Reputacja: 1 Sayane ma wspaniałą reputacjęSayane ma wspaniałą reputacjęSayane ma wspaniałą reputacjęSayane ma wspaniałą reputacjęSayane ma wspaniałą reputacjęSayane ma wspaniałą reputacjęSayane ma wspaniałą reputacjęSayane ma wspaniałą reputacjęSayane ma wspaniałą reputacjęSayane ma wspaniałą reputacjęSayane ma wspaniałą reputację
W czasie kiedy inni zajmowali się rannym psem i pojmanym druidem, Aldona postanowiła zaopiekować się jedynym żywym jeńcem elfów - spętaną ludzką dziewczyną, którą nie dość że związano i zakneblowano, to jeszcze pozbawiono wszelkich ubrań. Nie mogła mieć więcej niż szesnaście lat i wyglądała tragicznie - jakby straciła wszelką ochotę do życia i postanowiła zaakceptować najgorszy los, jaki miał na nią spaść.

[media]http://pcmreviews.com/news/wp-content/uploads/2011/10/The-Woman-Still2.jpg[/media]

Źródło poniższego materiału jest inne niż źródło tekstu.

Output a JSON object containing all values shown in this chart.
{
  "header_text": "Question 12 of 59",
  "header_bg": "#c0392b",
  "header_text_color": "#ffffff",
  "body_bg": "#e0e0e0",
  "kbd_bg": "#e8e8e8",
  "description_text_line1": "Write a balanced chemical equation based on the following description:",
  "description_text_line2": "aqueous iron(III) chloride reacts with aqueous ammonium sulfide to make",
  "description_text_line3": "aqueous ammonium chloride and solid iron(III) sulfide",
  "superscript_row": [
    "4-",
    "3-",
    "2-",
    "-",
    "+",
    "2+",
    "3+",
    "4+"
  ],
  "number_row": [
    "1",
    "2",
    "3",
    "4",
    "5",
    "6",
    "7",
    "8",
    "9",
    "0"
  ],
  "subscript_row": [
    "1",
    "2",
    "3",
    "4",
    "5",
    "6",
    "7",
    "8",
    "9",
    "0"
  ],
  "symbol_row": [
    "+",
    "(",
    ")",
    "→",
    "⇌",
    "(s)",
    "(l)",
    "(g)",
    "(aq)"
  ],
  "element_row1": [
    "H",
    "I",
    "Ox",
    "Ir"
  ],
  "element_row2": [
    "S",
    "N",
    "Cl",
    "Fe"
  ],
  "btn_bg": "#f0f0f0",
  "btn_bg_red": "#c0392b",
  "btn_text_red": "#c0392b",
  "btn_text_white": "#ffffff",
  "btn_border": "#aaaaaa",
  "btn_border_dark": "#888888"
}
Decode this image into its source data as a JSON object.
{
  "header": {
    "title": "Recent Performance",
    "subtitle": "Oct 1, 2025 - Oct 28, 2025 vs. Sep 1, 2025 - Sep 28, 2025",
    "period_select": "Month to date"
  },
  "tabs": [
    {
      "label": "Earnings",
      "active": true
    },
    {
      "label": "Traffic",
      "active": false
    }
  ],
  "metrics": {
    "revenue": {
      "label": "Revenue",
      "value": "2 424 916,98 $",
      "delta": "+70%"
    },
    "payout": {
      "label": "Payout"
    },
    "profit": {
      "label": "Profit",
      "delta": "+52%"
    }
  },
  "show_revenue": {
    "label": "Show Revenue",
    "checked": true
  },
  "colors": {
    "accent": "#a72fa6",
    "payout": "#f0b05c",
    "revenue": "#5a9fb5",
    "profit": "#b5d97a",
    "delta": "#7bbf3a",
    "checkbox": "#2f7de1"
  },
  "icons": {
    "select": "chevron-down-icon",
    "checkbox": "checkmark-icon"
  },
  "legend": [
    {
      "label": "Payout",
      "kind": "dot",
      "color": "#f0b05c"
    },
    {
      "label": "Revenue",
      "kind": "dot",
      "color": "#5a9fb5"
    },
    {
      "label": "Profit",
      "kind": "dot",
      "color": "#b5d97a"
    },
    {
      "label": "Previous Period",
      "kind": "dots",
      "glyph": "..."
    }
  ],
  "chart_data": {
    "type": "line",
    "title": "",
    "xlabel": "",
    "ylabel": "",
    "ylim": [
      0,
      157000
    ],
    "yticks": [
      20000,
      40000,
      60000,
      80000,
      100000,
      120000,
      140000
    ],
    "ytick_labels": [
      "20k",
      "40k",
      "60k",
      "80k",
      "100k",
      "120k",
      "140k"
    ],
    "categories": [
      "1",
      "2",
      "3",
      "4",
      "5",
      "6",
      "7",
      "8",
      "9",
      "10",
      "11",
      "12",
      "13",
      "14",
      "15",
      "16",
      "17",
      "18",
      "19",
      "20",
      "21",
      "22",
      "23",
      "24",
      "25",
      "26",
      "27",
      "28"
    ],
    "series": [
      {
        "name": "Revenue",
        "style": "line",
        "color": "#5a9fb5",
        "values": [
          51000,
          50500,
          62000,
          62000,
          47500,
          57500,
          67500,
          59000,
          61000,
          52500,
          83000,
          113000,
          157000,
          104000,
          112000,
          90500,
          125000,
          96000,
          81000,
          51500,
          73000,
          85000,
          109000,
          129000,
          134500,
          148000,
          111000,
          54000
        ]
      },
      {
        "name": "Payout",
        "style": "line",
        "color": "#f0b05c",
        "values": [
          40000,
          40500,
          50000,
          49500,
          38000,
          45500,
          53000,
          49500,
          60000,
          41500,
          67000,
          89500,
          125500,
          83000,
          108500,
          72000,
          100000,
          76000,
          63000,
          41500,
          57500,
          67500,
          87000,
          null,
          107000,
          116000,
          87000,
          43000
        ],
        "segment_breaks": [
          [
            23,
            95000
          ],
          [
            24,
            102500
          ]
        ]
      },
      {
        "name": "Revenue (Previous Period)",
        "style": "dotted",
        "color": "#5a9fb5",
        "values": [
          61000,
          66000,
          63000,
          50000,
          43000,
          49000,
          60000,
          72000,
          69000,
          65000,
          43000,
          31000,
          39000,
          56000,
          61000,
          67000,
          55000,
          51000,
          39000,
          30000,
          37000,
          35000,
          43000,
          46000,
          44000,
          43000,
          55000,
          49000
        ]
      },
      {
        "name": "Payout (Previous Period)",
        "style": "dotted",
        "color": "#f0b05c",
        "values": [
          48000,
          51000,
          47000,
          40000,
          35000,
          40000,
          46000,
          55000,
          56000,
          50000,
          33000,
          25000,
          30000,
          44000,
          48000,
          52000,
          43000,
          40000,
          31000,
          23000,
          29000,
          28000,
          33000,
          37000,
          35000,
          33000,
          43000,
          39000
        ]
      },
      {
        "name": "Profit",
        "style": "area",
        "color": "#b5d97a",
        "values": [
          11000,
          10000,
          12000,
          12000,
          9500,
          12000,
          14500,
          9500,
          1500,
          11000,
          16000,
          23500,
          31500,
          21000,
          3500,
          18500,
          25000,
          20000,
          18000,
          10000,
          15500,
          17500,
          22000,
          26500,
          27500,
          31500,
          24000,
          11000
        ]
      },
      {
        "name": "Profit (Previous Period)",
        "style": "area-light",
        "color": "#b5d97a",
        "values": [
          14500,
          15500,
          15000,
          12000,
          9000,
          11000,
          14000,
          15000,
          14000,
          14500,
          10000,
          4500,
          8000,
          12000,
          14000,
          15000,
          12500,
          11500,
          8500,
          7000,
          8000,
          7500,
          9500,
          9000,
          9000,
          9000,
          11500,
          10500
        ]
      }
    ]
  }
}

Jako-tako uleczona przez Furię, Aldona nie miała zamiaru roztkliwiać się nad dziewoją; nieco brakowało jej na to empatii. Nie na tyle jednak, by zupełnie ją zignorować! Krzywiąc się z powodu świeżo zasklepionych ran strażniczka podeszła szybko do nastolatki i nakryła ją swoim płaszczem - cóż, brudniejszy od krwi i ziemi już nie będzie. Dopiero potem wyjęła knebel i zaczęła rozcinać pęta.
Kobuz burczał coś o bestiach i Malarytach. Aldona się tam nie znała na druidzkich wierzeniach, ale stan dziewoi sugerował, że miała być złożona w ofierze. No, chyba że to była także kłusowniczka? A może jeniec kłusowników, który stał się jeńcem elfów? Cóż, zaraz się dowie.
- No już dobrze, jesteś bezpieczna - wydeklamowała klasyczną śpiewkę bohatera i nieco sztywno pogłaskała niewiele młodszą od siebie dziewczynę po głowie. Miała trzech braci i ani jednej siostry, więc kobiece czułości były jej obce, ale chyba tak było trzeba.
- Co tutaj robiłaś, w środku lasu? - spytała odruchowo, zastanawiając się co oni zrobią z tą dziewoją? Wypadałoby ją odstawić do miasta. Ciekawe czy była stąd? Aldona nie słyszała o żadnych zaginięciach.
Dziewczyna wyglądała jakby na początku nie wiedziała co się stało - nie spodziewała się zostać uwolniona, a gdy już zrozumiała swoją nową sytuację, zaczęła spazmatycznie rzucać rękami i nogami na wszystkie strony próbując uciekać. Po chwili usiadła wreszcie na zadku i cofnęła się pod najbliższe drzewo, takie na granicy obozu. Obserwowała Aldonę uważnie i wykonywała gwałtowne ruchy głową za każdym razem kiedy któryś z jej towarzyszy lub towarzyszek poruszył się gdzieś na drugim planie.
- B-bezpieczna? - Wydukała powstrzymując płacz, choć już zaczynała łkać. - N-nie chcecie mnie za-zabić? Wy-wypatroszyć?
“Aż taka głodna to nie jestem”, miała ochotę odpowiedzieć Aldona, ale w porę zaświtało jej, że żart może nie zostać doceniony. Odchrząknęła.
- Jestem strażniczką z Beregnoth. Ci ludzie - wskazała towarzyszy - działają na polecenie komendanta… Wiem, że w większości nie wyglądają na godnych zaufania - uśmiechnęła się przepraszająco - ale ważne, że są skuteczni. Pokonaliśmy elfy, prawda? I zobacz jakiego przyjaznego mamy psa, a nawet dwa. Chodź Pieseł! -zawołała, mając (zapewne płonną) nadzieję, że widok kudłacza uspokoi dziewoję. W końcu to było takie przyjazne bydle!
- A ty jak znalazłaś się tu w… takiej sytuacji?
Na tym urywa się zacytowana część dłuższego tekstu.